I encourage you to check out Ban Bossy and the below campaigns designed to encourage and inspire young women:

Meet Kathleen See

Hey y’all! I’m Kathleen See, the newest member of Ketner Group! The past few days have been such a whirlwind, but I’m so excited to hit the ground running with Ketner Group as an account executive. By the way, my coworkers are awesome, like “Let’s watch the World Cup together before your first day” awesome. I can already tell that I’m going to LOVE working with this multi-talented team! Everyone should be jealous they don’t get to work with this awesome, dynamic group of individuals.

Kathleen See, StaffI hail from Mississippi. Yes, I do own multiple pairs of shoes, and I even wear them some days. Saying that makes me think of the “Mississippi, Believe It” advertising campaign in 2008. The campaign was all about discrediting negative stereotypes about Mississippi and its people. I really enjoyed that campaign because it was so direct about addressing common stereotypes. Maybe that’s what triggered my passion for communications and advertising messages. You can see more about the campaign here.

In 2012, I graduated from Mississippi State University with a bachelor’s degree in Communication and an emphasis in public relations. Sorry to disappoint all you Longhorn fans, but I’m an SEC girl all the way. Plus, let’s be honest, that orange doesn’t look good on anyone.

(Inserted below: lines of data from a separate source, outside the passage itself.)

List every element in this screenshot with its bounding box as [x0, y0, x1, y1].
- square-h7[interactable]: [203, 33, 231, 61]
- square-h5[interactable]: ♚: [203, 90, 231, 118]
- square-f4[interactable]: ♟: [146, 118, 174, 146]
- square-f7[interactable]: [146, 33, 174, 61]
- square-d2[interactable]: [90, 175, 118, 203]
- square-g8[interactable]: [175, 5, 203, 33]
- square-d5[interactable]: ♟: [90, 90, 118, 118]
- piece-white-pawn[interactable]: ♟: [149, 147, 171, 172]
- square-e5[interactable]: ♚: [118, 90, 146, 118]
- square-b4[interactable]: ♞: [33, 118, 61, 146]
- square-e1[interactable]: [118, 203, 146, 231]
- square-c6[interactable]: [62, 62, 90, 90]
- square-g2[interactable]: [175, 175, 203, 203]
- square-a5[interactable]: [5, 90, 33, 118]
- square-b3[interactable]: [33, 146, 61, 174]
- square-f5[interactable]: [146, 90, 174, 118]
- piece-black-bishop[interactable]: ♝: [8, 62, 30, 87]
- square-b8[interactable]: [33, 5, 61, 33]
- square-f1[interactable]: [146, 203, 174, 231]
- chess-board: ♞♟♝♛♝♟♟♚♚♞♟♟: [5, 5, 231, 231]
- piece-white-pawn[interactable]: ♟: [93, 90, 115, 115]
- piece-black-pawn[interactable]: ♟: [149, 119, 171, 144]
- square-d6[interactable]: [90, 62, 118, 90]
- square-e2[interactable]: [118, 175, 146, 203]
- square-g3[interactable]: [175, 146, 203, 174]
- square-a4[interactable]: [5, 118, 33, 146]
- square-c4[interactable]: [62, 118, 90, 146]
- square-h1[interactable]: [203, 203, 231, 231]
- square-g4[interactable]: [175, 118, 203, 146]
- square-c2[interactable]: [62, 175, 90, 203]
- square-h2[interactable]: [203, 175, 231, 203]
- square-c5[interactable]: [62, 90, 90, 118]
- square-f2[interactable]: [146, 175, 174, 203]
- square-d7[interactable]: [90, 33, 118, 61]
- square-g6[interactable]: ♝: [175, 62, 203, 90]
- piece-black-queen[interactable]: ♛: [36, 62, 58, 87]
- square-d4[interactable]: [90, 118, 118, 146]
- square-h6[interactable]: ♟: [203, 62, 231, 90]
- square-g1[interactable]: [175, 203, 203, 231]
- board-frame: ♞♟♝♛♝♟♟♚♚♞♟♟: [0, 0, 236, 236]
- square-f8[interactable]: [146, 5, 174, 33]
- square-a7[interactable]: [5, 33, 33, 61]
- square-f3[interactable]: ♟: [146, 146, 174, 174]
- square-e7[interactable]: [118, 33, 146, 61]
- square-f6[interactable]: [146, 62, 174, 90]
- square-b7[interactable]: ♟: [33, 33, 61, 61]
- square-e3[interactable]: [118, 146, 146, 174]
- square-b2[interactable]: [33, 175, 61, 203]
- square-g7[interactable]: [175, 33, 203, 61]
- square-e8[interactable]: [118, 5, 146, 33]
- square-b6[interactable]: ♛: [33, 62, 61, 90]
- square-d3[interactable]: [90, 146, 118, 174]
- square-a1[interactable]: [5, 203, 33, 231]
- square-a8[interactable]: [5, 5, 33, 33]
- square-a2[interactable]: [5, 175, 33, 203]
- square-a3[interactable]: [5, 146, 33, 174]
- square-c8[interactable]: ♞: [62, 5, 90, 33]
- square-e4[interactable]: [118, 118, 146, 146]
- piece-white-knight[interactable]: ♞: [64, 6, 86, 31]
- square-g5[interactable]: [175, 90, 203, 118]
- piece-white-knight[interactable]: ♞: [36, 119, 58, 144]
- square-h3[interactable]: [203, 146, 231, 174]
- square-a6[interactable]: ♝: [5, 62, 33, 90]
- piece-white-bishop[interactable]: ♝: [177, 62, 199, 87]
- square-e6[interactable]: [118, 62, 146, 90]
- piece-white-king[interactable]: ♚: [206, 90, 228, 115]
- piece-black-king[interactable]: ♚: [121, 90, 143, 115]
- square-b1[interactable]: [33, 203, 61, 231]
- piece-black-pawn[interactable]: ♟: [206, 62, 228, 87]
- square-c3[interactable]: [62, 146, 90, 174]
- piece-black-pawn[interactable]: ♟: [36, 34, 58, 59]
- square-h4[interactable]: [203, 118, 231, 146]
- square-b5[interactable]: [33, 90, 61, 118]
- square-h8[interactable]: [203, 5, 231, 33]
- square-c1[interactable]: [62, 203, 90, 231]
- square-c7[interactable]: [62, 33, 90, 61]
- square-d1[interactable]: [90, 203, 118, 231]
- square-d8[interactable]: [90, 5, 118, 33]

Last Friday was my first day in Austin, so I’ve been running around like a chicken trying to get all my affairs in order and to see all the sights of Austin. Coming from Jackson, Miss., there is no comparison between activities and experiences to be had. Although I will say that Jackson has a lot going on this summer with the 50th anniversary of Freedom Summer. There are a lot of memorials and celebrations happening throughout the state this summer. If you’re looking for something to do with the family that has educational and historical significance that’s not too expensive, I highly recommend heading that way for a few of those this summer.

In my short 24 years, I’ve learned that the best way to experience a city is to eat your way through it, and I’ve come to realize that some of the best memories I have involve a meal, whether they be around a table enjoying one or in the kitchen creating one. That being said: all you foodies out there, comment below with places I should try in Austin.

Also I can already tell that I’m going to have to become more outdoorsy. That should be interesting. I’ll let you know how that one goes.

Fun facts are one of my weird things I love to know and learn. They hold no actual value other than for trivia night. Here are some fun facts about me and my quirks:

  • Before joining Ketner Group, I spent two years with the Mississippi Children’s Museum. I learned so much with them working in the non-profit and attraction fields. Working for the museum gave me such a unique perspective on integrating fun and education through the activity, exhibits and outreach programming messaging.
  • I don’t like sandwiches. It is few and far between where you will actually catch me eating a sandwich.
  • And I don’t eat peanut butter. I know I’m a statistical anomaly.
  • Being a Mississippi State fan, of course I own a cowbell, and I’ve gotten blisters from ringing it a little too excessively.
  • Reality television is my guilty pleasure. I’m not proud of it.
  • One of my biggest pet peeves is using shorthand in text messages, like ROFL, IMHO, so on and so forth. (Sorry, Mom and Dad, even when you do it.) I know that they are the best solutions to 140 character limits, but not in a text message.
  • Oxford commas make my skin crawl.
  • When I grow up, I want to be philanthropic and give back to the communities and organizations that have given me opportunities and shaped me into the person I am today.
  • Both of my parents are pilots, so I grew up going to airshows on weekends and during the summer. It was definitely not a normal family outing compared to the other family vacations my classmates would come back to school telling everyone about. Those hot, noisy days are some of my most treasured childhood memories.
  • I can write my name backwards and upside down.

I want to know what tips for navigating traffic, restaurants to try and things everyone living in Austin needs to know. I’m looking forward to your suggestions! I cannot wait to see what adventures Ketner Group and Austin have in store for me!